Among the changes will be a renewed focus on its product offerings as well as a name change.
“A lot of our changes came after discussions with clients,” said Jay Biancamano, Aritas Securities executive chairman. “We’ve changed our management, closed Milstream and streamlined our operations.”
The name change from Pipeline to Aritas reflects what the company says is a new focus on innovation, transparency and integrity. “Aritas is a new vision for agency trading,” said Biancamano.
Although its Pipeline ATS dark pool is still operational, the company has deemphasized it and instead put forth its efforts on its three main services, including Alpha Pro, as well as its algorithm switching engine and its block market. The switching engine allows traders to switch from one algorithm to another depending on short-term market conditions. Alpha Pro then provides an additional layer of analysis, suggesting certain strategies and algorithms. Its block market is a crossing network for large institutional orders.
With a new year and a new mission statement, Aritas will look toward growth opportunities in the year ahead.

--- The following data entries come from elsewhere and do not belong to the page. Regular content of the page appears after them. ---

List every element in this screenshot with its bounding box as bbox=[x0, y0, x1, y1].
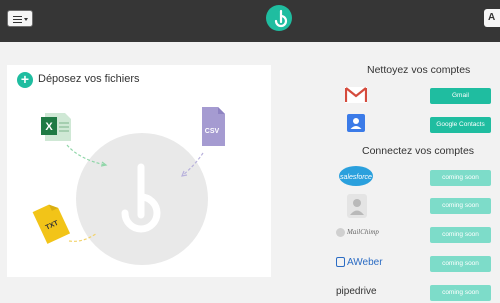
caret-down-icon bbox=[24, 18, 28, 21]
clean-section-title: Nettoyez vos comptes bbox=[367, 64, 471, 76]
hamburger-icon bbox=[13, 16, 22, 23]
file-dropzone[interactable]: X CSV TXT + Déposez vos fichiers bbox=[7, 65, 271, 277]
svg-text:CSV: CSV bbox=[205, 128, 220, 135]
gmail-logo-icon bbox=[344, 87, 368, 103]
aweber-coming-soon-button[interactable]: coming soon bbox=[430, 256, 491, 272]
mailchimp-coming-soon-button[interactable]: coming soon bbox=[430, 227, 491, 243]
google-contacts-logo-icon bbox=[347, 114, 365, 132]
contacts-coming-soon-button[interactable]: coming soon bbox=[430, 198, 491, 214]
chimp-icon bbox=[336, 228, 345, 237]
google-contacts-button[interactable]: Google Contacts bbox=[430, 117, 491, 133]
aweber-icon bbox=[336, 257, 345, 268]
mailchimp-logo: MailChimp bbox=[336, 228, 379, 237]
salesforce-coming-soon-button[interactable]: coming soon bbox=[430, 170, 491, 186]
connect-section-title: Connectez vos comptes bbox=[362, 145, 475, 157]
csv-file-icon: CSV bbox=[202, 107, 225, 146]
txt-file-icon: TXT bbox=[32, 204, 71, 244]
svg-text:X: X bbox=[45, 121, 53, 133]
dropzone-title: Déposez vos fichiers bbox=[38, 73, 140, 85]
svg-text:salesforce: salesforce bbox=[340, 174, 372, 181]
excel-file-icon: X bbox=[41, 113, 71, 141]
dropzone-illustration: X CSV TXT bbox=[32, 107, 225, 265]
menu-button[interactable] bbox=[7, 10, 33, 27]
aweber-logo: AWeber bbox=[336, 257, 383, 268]
pipedrive-logo: pipedrive bbox=[336, 286, 377, 297]
contacts-app-logo-icon bbox=[347, 194, 367, 218]
add-file-icon[interactable]: + bbox=[17, 72, 33, 88]
pipedrive-coming-soon-button[interactable]: coming soon bbox=[430, 285, 491, 301]
salesforce-logo-icon: salesforce bbox=[338, 165, 374, 187]
top-bar: A bbox=[0, 0, 500, 42]
gmail-button[interactable]: Gmail bbox=[430, 88, 491, 104]
account-button[interactable]: A bbox=[484, 9, 500, 27]
app-logo[interactable] bbox=[266, 5, 292, 31]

“There’s a lot of upside, we have a unique product that is proven and has been used by large institutions,” said Biancamano. “The biggest unknown is the market itself, as the trading volume has not been there. Our company has the full backing of its investors and at this point we have a good runway and are looking to grow.”
Biancamano in November was appointed as executive chairman, replacing the retiring Alfred Berkeley. He was previously global head of marketplace and corporate strategy at Liquidnet, and prior to that a vice president and director at the newly rebranded ITG.

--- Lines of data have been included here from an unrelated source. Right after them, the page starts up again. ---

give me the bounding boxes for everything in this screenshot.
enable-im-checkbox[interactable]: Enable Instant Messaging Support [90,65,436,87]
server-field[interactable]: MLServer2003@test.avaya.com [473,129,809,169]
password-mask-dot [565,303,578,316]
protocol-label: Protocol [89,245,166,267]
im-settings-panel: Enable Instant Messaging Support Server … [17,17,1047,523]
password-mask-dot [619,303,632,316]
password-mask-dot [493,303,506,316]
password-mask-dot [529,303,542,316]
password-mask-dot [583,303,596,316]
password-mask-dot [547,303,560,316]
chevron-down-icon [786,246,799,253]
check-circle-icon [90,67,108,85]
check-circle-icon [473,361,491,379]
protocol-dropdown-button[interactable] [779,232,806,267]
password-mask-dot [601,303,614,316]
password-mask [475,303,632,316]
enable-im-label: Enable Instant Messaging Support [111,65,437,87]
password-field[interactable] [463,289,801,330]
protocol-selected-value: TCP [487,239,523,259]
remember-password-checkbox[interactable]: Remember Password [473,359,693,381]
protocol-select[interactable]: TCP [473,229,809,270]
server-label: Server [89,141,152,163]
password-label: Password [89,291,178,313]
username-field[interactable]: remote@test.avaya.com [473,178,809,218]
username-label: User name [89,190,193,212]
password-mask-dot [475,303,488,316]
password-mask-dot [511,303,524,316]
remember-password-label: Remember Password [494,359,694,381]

Berkeley and former chief executive officer Fred Federspiel, who resigned in November, were fined by the Securities and Exchange Commission a combined $1.2 million. The SEC accused Pipeline of profiting ahead of orders that clients had placed at its dark pool, Pipeline ATS. The dark pool had presented itself as a crossing network that matched orders between clients, but in actuality its liquidity was mostly supplied by an affiliate, Milstream Securities, that participated in about 80 percent of all trades. It has since divested itself of the Milstream subsidiary, per the request of clients.